BENTON — The U.S. District Court for the Southern District Court of Illinois granted Hartford Fire Insurance Co.'s motion for summary judgment on March 23, citing certain exclusions in its coverage policy maintained the company could not be held liable for property damage stemming from a burst pipe.
U.S. Magistrate Donald Wilkerson wrote that a summary judgment is appropriate when the "moving party can demonstrate 'that there is no genuine issue as to any material fact and the movant is entitled to judgment as a matter of law,'” according to the Federal Rule of Civil Procedure.
Because the leakage was "was the initial incident, not something that resulted from a flood or other related event," the court granted the summary judgment in favor of Hartford.
The case stems from a 2014 claim Zeller Properties Inc. filed after a pipe burst to replace the pipe and affected landscaping as well as the installation of a VeraShield moisture barrier system.

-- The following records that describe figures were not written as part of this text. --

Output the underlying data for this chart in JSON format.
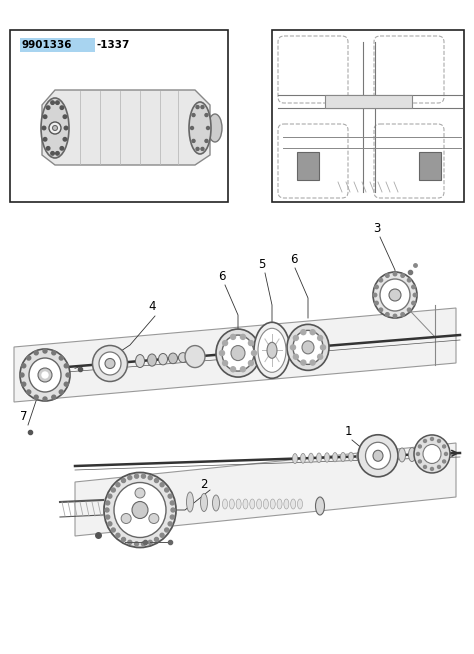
{
  "bg_color": "#ffffff",
  "border_color": "#222222",
  "part_number_highlighted": "9901336",
  "part_number_rest": "-1337",
  "highlight_color": "#a8d4f0",
  "line_color": "#444444",
  "fig_width": 4.74,
  "fig_height": 6.54,
  "dpi": 100,
  "panel_color": "#f8f8f8",
  "panel_edge": "#888888",
  "shaft_color": "#333333",
  "part_gray_light": "#dedede",
  "part_gray_mid": "#bbbbbb",
  "part_gray_dark": "#888888",
  "part_border": "#555555"
}
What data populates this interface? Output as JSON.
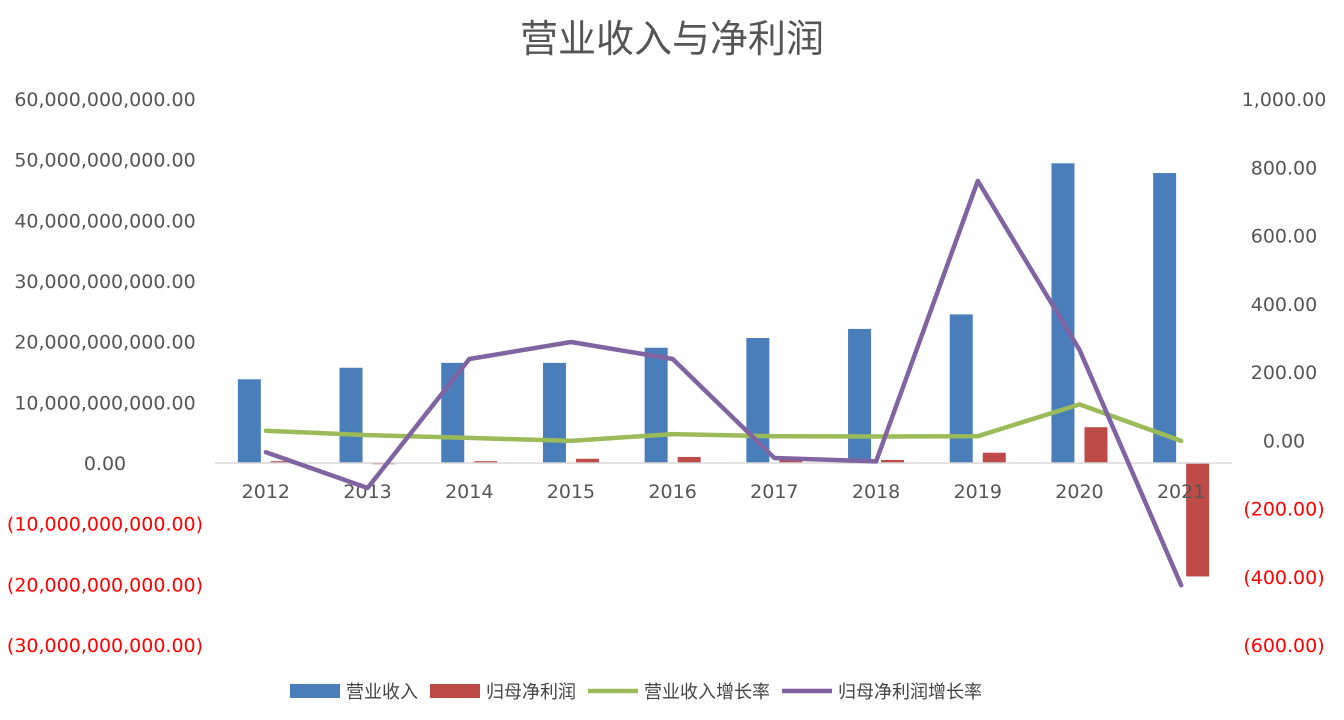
{
  "chart_data": {
    "type": "bar",
    "title": "营业收入与净利润",
    "categories": [
      "2012",
      "2013",
      "2014",
      "2015",
      "2016",
      "2017",
      "2018",
      "2019",
      "2020",
      "2021"
    ],
    "series": [
      {
        "name": "营业收入",
        "kind": "bar",
        "axis": "left",
        "color": "#4a7ebb",
        "values": [
          13800000000,
          15700000000,
          16500000000,
          16500000000,
          19000000000,
          20600000000,
          22100000000,
          24500000000,
          49400000000,
          47800000000
        ]
      },
      {
        "name": "归母净利润",
        "kind": "bar",
        "axis": "left",
        "color": "#be4b48",
        "values": [
          300000000,
          -200000000,
          300000000,
          700000000,
          1000000000,
          800000000,
          500000000,
          1700000000,
          5900000000,
          -18700000000
        ]
      },
      {
        "name": "营业收入增长率",
        "kind": "line",
        "axis": "right",
        "color": "#9bbb59",
        "values": [
          28,
          15,
          7,
          -2,
          18,
          12,
          11,
          12,
          105,
          -2
        ]
      },
      {
        "name": "归母净利润增长率",
        "kind": "line",
        "axis": "right",
        "color": "#8064a2",
        "values": [
          -35,
          -140,
          238,
          288,
          238,
          -52,
          -62,
          760,
          265,
          -425
        ]
      }
    ],
    "y_left": {
      "min": -30000000000,
      "max": 60000000000,
      "step": 10000000000,
      "ticks": [
        "60,000,000,000.00",
        "50,000,000,000.00",
        "40,000,000,000.00",
        "30,000,000,000.00",
        "20,000,000,000.00",
        "10,000,000,000.00",
        "0.00",
        "(10,000,000,000.00)",
        "(20,000,000,000.00)",
        "(30,000,000,000.00)"
      ]
    },
    "y_right": {
      "min": -600,
      "max": 1000,
      "step": 200,
      "ticks": [
        "1,000.00",
        "800.00",
        "600.00",
        "400.00",
        "200.00",
        "0.00",
        "(200.00)",
        "(400.00)",
        "(600.00)"
      ]
    },
    "negative_tick_color": "#ff0000",
    "legend_position": "bottom",
    "grid": false
  }
}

According to information in the ruling, Hartford paid $25,000 for “water seepage” and $4,597.16 under the “tear out and repair” provision for landscaping.

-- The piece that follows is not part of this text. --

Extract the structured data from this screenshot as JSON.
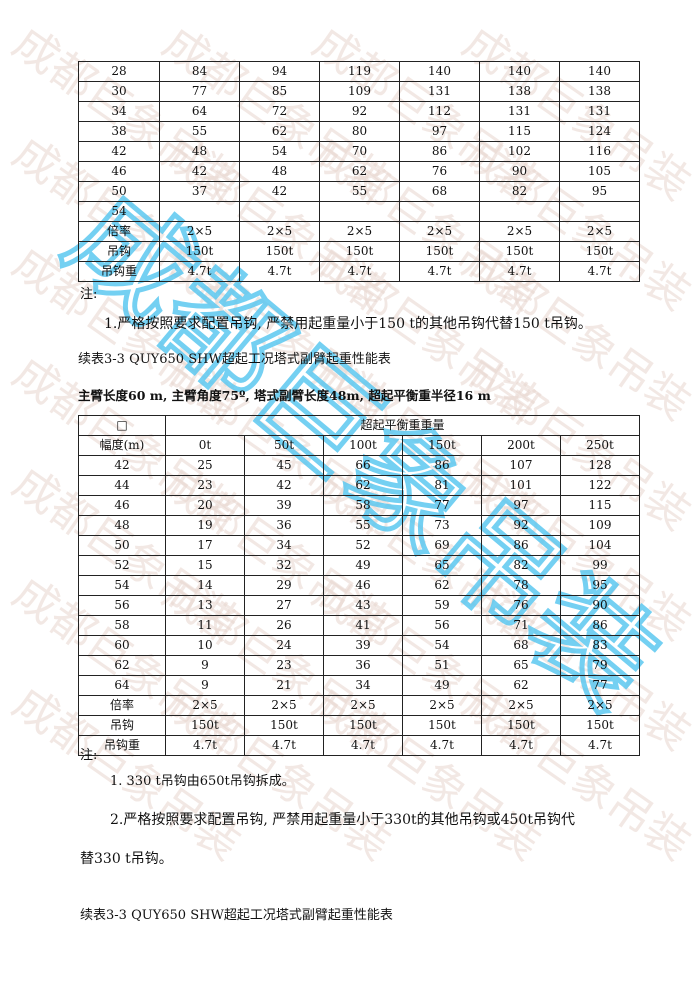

The claim was based on Zeller Properties' November 2012 realization of "adhesive oozing" beneath an office space leased to Hyatt Hotels that was due to excessive moisture. In October 2013, the water pipe beneath the office ruptured and flooded the front of the building.
According to the ruling, Hartford declined to "to pay for replacing the burst pipe itself or for any specific preventative measures, like the VeraShield moisture barrier system, due to certain exclusions in the policy."
Zeller contended that the policy "necessitate[d] paying on the claim for the burst pipe," the court wrote.
Hartford's policy exclusion reads, "If direct physical loss or direct physical damage by fire, explosion or 'Sprinkler Leakage' ensues to covered property, we will pay only for such ensuing loss or damage," according to the ruling. The court found this to mean Zeller would pay for damages after such an event occurs.
"The leakage in this scenario was the initial incident, not something that resulted from a flood or other related event," the court wrote in granting summary judgment.